PEI

East Royalty waste water now treated at Charlottetown plant

Waste water generated in East Royalty is now treated at the Charlottetown treatment facility, city officials say. 

Officials said the city has plans to restore the East Royalty site to parkland

Officials said the process of diverting the waste water from the East Royalty site began in early December and was completed in early January.  (Natalia Goodwin/CBC )

The East Royalty sewage and treatment lagoon has been decommissioned, city officials say, and waste water generated in the Charlottetown neighbourhood is now treated at the city's treatment facility. 

Officials said the process of diverting the waste water from the East Royalty site began in early December and was completed in early January. 

That waste water will now be pumped from the area of the former lagoon to the treatment plant located on Riverside Drive. 

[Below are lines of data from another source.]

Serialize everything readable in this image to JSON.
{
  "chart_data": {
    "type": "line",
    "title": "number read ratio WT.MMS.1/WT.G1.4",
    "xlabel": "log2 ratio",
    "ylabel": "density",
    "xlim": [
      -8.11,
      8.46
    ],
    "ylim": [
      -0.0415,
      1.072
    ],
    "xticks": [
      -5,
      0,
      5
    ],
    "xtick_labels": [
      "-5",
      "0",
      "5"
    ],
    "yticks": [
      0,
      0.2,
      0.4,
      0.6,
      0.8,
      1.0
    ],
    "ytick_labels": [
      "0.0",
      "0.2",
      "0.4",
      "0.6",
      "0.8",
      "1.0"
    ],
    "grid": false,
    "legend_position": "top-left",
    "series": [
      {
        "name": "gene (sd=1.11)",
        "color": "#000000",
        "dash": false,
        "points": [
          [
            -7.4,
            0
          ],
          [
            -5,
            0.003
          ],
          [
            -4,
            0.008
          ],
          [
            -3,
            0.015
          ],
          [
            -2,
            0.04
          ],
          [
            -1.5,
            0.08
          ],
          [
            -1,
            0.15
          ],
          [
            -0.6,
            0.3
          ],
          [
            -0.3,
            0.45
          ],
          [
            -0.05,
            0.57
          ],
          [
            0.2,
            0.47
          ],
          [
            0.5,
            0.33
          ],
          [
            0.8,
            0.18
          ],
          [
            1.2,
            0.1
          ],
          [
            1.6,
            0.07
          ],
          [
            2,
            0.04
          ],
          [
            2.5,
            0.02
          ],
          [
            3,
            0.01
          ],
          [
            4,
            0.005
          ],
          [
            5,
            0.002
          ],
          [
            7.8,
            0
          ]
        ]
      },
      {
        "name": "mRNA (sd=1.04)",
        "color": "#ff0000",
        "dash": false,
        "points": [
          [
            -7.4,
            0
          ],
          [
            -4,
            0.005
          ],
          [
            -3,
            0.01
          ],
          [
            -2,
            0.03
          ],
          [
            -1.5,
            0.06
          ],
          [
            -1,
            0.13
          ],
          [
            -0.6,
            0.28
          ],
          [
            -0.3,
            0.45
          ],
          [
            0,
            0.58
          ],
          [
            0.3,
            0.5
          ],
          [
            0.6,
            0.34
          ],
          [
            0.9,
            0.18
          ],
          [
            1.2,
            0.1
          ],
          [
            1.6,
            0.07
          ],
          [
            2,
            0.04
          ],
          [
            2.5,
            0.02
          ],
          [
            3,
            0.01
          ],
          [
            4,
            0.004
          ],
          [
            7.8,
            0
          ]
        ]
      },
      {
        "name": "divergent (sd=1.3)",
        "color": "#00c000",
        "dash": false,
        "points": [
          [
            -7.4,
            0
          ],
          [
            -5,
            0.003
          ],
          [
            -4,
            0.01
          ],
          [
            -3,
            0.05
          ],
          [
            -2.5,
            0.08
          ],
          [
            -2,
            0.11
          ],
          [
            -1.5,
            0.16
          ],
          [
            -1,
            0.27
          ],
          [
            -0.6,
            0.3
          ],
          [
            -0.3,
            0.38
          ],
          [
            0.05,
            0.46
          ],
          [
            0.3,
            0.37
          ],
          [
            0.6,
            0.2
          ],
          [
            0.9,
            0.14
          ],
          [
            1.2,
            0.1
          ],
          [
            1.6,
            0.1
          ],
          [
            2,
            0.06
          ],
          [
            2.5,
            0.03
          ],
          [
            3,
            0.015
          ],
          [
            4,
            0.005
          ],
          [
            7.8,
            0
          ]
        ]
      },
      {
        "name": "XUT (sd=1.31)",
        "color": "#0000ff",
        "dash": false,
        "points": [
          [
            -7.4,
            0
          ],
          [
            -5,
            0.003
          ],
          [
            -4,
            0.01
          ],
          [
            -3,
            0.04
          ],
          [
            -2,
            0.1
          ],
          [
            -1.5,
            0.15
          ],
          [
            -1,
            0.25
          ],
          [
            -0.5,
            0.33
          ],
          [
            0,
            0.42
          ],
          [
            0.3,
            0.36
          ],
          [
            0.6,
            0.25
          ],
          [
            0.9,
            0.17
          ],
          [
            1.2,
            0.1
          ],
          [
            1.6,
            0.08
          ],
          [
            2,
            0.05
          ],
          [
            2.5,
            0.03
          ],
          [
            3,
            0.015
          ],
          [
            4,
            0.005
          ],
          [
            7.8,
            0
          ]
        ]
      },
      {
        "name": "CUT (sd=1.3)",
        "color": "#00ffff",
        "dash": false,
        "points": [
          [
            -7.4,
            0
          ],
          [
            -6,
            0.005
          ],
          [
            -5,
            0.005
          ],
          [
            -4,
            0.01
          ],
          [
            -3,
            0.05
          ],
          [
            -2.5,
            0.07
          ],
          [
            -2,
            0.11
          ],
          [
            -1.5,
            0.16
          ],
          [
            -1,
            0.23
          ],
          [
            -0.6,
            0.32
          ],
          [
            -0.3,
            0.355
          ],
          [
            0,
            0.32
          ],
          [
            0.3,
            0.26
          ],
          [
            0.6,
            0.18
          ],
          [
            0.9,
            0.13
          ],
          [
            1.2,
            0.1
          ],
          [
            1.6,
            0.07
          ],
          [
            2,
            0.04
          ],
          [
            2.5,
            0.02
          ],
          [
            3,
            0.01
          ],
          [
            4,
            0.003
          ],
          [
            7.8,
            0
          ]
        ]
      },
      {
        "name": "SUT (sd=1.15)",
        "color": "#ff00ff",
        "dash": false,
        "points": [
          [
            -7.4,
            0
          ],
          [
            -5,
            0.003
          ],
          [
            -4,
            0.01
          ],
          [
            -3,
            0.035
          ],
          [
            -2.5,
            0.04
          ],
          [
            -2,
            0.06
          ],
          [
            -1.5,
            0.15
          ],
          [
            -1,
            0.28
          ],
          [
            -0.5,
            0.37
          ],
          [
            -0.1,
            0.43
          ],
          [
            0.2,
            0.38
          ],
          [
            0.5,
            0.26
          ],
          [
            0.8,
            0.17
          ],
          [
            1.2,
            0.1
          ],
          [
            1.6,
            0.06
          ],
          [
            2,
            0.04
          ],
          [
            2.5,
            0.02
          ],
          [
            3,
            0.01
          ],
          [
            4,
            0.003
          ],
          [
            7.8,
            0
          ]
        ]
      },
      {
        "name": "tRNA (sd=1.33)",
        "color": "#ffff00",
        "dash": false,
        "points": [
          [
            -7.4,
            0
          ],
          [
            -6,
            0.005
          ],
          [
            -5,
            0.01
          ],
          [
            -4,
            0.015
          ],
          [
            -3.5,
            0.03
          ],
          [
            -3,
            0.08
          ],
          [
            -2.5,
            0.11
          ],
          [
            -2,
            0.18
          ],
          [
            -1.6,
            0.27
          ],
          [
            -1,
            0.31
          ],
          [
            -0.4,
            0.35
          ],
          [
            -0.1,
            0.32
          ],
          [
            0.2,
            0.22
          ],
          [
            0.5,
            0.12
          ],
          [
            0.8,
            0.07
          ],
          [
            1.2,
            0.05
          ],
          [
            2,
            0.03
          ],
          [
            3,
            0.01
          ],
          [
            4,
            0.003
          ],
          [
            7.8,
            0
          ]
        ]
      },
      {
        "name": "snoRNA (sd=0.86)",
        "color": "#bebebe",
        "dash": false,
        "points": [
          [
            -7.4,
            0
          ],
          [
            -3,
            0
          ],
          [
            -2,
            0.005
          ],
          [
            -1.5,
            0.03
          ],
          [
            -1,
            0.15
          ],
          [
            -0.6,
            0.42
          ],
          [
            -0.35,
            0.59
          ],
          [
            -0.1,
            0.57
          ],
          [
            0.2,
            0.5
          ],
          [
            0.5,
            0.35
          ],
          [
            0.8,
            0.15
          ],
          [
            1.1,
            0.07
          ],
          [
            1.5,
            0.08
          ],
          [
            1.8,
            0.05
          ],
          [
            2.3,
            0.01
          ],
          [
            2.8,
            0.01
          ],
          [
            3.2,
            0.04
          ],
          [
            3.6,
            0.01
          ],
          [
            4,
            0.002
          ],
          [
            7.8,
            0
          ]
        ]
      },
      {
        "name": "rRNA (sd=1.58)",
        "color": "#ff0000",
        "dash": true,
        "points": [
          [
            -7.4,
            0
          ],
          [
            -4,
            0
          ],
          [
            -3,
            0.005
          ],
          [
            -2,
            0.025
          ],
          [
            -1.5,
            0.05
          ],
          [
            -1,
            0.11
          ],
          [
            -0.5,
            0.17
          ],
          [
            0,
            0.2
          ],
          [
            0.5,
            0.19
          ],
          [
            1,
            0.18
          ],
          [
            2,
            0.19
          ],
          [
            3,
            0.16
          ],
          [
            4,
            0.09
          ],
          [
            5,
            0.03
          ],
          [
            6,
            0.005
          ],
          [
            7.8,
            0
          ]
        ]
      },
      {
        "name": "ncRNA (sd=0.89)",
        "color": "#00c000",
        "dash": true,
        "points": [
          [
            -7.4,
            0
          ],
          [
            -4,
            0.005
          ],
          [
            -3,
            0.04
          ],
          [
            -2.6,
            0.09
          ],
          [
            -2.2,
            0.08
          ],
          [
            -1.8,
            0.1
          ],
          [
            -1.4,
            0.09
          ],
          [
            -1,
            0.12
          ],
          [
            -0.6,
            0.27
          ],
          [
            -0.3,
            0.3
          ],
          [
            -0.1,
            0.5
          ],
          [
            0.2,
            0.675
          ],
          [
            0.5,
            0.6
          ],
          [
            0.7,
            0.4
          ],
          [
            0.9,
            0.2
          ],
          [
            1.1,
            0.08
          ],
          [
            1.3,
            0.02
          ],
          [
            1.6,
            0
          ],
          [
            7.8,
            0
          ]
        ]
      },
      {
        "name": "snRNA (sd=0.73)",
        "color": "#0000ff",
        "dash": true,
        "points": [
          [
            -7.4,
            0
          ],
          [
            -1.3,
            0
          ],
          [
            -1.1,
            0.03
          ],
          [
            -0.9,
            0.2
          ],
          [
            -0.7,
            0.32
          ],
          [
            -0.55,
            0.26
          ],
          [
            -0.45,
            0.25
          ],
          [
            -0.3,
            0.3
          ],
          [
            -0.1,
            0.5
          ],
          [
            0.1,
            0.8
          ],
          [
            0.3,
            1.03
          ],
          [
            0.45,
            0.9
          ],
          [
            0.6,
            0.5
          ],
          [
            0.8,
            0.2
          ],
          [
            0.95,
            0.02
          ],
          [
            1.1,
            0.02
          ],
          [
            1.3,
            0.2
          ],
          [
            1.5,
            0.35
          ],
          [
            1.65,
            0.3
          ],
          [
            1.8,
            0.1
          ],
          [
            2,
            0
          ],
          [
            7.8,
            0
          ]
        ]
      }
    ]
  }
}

"This project now reduces the overall impact on the environment and it ensures sustainable waste-water treatment in the future for residents of East Royalty," said Coun. Jason Coady, chair of the city's water and sewer utility committee. 

'Responsible thing to do'

The East Royalty lagoon was built in 1987 and serviced more than 1,600 people, a release from the city said. It discharged to Wrights Creek.

Officials said the city plans to restore the East Royalty site to parkland. 

"It's just the responsible thing to do for the environment," Coady said. "We have a plant in place already and we want maximize the use of that plant. So closing this down in East Royalty just made sense for everyone involved."

The federal government contributed $1.92 million for the construction of a sewer lift station and force main. The province and city each contributed more than $962,000. 

Upgrades to the gravity lines leading to the Charlottetown treatment plant were paid for through $2.2 million from the federal government and $1.1 million each from the province and city.